Any plan to increase Taxes to deal with Government deficit spending will weaken the purchasing power of individuals and stifle consumption.
It may also overwhelm the Private sector and make the business community more vulnerable with a trade-off between growth and job creation.
This was disclosed in a statement by the Nigeria Employers’ Consultative Association (NECA) Director-General, Mr Adewale-Smatt Oyerinde reacting to the IMF’s recommendations in its latest Fiscal Monitor report, “On the path to Policy Normalisation.”
Debt Service and Tax Burdens
In the report, IMF warned that in some low-income developing countries, debt is projected to continue rising (Nigeria), and some have asked for debt relief under the Group of Twenty (G20) Common Framework (Chad, Ethiopia, Ghana, Zambia).
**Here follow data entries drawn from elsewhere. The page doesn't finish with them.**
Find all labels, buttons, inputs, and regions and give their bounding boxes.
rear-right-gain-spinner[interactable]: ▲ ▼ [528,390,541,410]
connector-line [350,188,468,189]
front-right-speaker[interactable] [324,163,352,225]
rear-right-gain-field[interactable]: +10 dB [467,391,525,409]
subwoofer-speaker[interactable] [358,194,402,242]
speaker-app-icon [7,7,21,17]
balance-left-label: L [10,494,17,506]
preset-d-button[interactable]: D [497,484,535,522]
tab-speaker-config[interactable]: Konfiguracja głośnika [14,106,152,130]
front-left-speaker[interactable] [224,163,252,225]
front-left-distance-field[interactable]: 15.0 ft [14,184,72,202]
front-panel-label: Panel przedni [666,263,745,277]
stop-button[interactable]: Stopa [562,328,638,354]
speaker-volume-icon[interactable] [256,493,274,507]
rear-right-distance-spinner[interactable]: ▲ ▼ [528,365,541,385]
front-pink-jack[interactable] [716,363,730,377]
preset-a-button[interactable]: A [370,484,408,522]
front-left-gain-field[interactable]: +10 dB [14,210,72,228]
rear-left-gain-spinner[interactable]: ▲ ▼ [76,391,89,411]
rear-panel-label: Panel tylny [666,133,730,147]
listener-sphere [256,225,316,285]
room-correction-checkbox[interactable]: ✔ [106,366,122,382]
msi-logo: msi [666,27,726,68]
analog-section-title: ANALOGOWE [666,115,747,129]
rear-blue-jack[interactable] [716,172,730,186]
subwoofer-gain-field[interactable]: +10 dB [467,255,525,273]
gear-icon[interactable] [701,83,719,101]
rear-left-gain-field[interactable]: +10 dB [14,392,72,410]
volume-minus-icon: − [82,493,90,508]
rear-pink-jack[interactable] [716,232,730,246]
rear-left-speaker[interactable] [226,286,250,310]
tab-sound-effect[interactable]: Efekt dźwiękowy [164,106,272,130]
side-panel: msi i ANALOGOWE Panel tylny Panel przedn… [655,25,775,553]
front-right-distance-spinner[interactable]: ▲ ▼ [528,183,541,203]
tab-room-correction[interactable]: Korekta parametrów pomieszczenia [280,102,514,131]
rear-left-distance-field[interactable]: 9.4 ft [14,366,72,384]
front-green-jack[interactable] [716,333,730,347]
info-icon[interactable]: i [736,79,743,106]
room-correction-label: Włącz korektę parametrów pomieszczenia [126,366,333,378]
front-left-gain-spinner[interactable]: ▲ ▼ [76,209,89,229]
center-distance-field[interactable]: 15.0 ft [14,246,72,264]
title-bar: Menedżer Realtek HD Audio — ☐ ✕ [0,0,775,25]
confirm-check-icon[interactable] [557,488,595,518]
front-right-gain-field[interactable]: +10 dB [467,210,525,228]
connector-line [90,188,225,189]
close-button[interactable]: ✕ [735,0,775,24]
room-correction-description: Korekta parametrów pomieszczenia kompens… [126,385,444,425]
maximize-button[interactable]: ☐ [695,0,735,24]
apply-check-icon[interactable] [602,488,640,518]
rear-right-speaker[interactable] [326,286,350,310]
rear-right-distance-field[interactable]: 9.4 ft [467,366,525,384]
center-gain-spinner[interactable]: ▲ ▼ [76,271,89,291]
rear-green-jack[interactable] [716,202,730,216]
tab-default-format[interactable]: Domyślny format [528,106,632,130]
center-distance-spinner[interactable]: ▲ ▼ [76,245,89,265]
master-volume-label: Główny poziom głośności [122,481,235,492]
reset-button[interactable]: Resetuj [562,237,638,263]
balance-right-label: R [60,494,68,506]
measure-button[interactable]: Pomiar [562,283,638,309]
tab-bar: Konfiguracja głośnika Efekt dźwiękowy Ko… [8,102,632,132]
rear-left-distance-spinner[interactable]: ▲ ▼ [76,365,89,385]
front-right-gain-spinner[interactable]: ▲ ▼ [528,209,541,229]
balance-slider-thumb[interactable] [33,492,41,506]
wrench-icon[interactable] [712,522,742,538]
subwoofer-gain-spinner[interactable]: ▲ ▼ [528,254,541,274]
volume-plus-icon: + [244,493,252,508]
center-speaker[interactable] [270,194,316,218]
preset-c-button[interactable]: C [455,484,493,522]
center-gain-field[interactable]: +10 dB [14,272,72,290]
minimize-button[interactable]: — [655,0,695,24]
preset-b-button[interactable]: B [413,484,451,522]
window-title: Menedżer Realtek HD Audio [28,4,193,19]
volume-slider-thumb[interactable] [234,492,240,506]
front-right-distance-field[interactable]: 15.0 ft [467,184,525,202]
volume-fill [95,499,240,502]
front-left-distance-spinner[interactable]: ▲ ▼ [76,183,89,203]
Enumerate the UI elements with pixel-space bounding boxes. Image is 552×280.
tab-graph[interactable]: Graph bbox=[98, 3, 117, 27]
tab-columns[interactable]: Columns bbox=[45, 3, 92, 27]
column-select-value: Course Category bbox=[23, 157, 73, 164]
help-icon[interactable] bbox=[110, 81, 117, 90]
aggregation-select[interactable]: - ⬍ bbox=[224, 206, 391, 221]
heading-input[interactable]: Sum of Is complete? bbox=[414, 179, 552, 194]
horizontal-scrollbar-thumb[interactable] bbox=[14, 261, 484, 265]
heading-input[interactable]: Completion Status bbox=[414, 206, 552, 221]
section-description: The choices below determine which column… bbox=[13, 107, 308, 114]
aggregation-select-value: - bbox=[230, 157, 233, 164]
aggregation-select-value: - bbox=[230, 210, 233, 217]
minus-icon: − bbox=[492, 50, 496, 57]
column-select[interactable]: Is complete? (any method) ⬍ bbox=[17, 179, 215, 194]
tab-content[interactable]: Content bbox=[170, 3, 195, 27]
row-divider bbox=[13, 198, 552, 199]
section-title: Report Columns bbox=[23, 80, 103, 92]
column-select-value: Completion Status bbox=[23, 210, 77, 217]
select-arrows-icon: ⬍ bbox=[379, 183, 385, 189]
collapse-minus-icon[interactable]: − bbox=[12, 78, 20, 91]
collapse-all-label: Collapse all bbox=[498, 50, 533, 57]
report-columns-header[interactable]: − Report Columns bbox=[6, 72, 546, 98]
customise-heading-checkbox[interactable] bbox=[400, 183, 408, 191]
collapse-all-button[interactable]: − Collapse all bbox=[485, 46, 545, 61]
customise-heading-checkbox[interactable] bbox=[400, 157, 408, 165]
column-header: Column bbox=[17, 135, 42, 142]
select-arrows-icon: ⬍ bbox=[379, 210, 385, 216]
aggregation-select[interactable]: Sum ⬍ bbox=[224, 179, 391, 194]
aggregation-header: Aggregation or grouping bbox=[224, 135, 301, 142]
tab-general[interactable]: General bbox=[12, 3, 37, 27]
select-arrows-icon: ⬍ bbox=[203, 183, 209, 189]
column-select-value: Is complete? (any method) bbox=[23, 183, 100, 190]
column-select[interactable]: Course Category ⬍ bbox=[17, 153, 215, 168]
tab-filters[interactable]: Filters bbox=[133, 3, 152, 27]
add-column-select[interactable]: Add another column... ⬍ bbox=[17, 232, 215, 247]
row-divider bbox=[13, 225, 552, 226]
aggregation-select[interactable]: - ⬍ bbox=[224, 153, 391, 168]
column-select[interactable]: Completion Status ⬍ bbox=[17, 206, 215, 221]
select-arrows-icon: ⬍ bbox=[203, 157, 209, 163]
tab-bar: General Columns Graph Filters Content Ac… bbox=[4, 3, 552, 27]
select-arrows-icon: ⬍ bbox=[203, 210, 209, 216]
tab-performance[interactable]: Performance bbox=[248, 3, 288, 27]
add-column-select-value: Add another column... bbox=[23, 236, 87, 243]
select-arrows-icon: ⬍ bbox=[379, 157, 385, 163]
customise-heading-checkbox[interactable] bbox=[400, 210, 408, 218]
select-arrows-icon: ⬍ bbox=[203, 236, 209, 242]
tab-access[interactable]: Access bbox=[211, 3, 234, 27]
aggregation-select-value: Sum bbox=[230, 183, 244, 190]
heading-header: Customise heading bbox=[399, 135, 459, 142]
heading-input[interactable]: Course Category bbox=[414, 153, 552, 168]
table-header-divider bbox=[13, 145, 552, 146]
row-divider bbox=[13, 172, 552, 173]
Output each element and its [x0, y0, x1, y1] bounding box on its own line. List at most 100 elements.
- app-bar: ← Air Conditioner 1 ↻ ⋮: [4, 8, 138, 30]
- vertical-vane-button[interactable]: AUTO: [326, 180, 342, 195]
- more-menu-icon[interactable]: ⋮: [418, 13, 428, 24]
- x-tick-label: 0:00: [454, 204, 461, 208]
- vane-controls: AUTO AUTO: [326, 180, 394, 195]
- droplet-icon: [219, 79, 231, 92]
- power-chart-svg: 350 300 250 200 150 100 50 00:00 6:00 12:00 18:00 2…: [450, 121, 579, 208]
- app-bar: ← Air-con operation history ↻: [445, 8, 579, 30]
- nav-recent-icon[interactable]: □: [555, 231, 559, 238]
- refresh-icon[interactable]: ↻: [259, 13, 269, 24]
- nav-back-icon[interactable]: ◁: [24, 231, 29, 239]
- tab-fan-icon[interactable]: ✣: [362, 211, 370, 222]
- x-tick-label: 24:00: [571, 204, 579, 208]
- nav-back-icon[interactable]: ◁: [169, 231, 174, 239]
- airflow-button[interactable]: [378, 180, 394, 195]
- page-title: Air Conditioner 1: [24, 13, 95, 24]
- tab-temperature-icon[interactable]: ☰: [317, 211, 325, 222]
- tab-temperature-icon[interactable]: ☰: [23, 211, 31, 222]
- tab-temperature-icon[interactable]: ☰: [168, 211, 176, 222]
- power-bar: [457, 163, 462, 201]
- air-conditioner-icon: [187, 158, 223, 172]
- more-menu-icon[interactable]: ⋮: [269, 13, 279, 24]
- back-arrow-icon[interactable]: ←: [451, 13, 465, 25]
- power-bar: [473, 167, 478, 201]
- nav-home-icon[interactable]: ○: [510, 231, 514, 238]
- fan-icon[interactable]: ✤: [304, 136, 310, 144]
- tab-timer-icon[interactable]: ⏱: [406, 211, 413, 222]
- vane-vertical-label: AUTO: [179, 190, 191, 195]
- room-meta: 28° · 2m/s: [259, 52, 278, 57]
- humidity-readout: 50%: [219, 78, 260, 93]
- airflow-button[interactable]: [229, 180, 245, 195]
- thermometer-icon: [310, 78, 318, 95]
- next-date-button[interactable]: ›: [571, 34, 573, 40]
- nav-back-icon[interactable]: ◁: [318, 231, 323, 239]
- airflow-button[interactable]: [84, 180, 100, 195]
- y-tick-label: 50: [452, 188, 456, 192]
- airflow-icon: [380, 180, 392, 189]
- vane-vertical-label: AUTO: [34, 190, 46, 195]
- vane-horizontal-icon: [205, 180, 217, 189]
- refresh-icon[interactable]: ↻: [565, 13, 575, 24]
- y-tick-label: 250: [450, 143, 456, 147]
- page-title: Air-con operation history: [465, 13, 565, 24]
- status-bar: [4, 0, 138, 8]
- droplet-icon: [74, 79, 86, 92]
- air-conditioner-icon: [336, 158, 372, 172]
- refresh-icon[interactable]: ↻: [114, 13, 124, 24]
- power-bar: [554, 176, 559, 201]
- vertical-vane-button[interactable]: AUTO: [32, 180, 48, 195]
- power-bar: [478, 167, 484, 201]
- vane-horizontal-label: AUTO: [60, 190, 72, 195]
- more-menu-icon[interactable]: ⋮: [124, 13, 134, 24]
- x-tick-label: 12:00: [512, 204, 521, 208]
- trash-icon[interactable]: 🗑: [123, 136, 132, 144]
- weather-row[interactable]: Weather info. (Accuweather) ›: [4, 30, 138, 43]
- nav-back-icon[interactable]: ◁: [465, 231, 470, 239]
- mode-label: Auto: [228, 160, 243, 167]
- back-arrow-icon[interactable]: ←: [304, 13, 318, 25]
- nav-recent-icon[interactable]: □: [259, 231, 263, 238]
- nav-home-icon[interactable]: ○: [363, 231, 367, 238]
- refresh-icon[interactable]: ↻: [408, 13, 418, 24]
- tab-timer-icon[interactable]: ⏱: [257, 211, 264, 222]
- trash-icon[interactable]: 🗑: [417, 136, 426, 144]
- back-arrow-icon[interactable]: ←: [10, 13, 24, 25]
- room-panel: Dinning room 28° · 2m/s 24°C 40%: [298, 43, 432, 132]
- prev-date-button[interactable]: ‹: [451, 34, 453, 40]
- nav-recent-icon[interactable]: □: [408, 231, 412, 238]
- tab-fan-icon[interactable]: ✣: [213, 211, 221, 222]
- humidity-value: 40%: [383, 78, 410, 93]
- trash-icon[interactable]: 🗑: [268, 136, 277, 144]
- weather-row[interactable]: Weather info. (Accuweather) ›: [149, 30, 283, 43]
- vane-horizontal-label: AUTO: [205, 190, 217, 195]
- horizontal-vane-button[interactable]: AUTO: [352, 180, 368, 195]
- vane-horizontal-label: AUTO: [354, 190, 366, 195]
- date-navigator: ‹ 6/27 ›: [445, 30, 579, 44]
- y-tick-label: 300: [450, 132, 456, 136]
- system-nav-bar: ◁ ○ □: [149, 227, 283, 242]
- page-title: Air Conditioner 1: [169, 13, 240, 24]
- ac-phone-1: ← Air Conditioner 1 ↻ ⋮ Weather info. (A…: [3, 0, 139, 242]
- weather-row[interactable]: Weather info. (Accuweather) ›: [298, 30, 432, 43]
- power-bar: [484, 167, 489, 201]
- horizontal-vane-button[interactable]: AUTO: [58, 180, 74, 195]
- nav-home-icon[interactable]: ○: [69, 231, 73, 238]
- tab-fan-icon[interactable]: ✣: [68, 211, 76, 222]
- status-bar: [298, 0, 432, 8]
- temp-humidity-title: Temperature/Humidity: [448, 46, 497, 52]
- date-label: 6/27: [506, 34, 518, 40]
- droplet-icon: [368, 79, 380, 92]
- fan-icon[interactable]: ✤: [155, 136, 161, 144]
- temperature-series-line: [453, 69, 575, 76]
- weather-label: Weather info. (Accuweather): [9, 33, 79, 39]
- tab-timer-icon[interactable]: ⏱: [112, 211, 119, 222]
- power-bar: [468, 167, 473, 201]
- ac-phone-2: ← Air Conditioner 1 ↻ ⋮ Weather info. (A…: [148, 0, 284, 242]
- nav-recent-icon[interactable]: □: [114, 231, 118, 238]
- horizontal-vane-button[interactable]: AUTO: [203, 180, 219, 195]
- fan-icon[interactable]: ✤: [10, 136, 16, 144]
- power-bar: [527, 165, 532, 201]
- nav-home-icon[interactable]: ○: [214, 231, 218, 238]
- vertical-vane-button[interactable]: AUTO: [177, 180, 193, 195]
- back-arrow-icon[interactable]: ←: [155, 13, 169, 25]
They urged that Low-income developing countries have also made limited progress in ramping up their tax capacity, as is needed to achieve the Sustainable Development Goals and manage their debt burdens, they said:
- “In 2022, tax-to-GDP ratios in low-income developing countries remained, on average, 4.7 and 13.5 percentage points lower than those in emerging markets, and advanced economies.
- “In some cases, total revenues remain exceptionally low (Nigeria at 8.8 percent and Bangladesh at 8.7 percent of GDP).
Overwhelmed by Taxes
However NECA insisted that Nigeria’s private sector is already overwhelmed by multiple taxes, they added:
- “The imposing additional taxes on services will make the business community more vulnerable with a trade-off on growth and job creation.
- “More taxes, of course, will weaken the purchasing power of individuals and stifle consumption, with attendant consequences for social cohesion.
- “It may defeat any attempt to widen the tax net as taxpayers would consider tax avoidance measures.
- “There will be massive capital flight, and the drive for direct foreign investment could be defeated.”
Solutions
The NECA boss urged that FG should consider widening its tax net and that it was in support of the IMF’s recommendation to the government to consider widening its fiscal net, citing it as the way to go, he said:
- “In addition, one of the problems government at all levels in Nigeria has is the rising cost of governance.
- “If the cost of governance can be addressed decisively, it has the tendency to reduce borrowing since recurrent expenditure will automatically decrease.”
They added the $800m loan to serve as palliatives in view of the planned removal of subsidy was not necessary, urging that FG must give attention to fixing the refineries and making them operational in the coming months before the removal of petrol subsidy.
What you should know
IMF in its report noted that Fiscal deficits in low-income developing countries, at an average of 4.2 percent of GDP in 2022, showed moderate improvements relative to the worst of the pandemic.
- “Primary spending remained stable at 16.9 percent of GDP, just below its 2021 level, on average, as countries increased fuel subsidies and social spending to respond to rising energy and food import prices.
- “The increase in spending was more significant among commodity exporters (Burundi, Democratic Republic of Congo) and oil exporters (Nigeria, Yemen).
IMF also warned Nigeria is one of the Countries with existing energy subsidies that have faced substantial fiscal costs, which exceeded 2 percent of GDP in 2022 alone.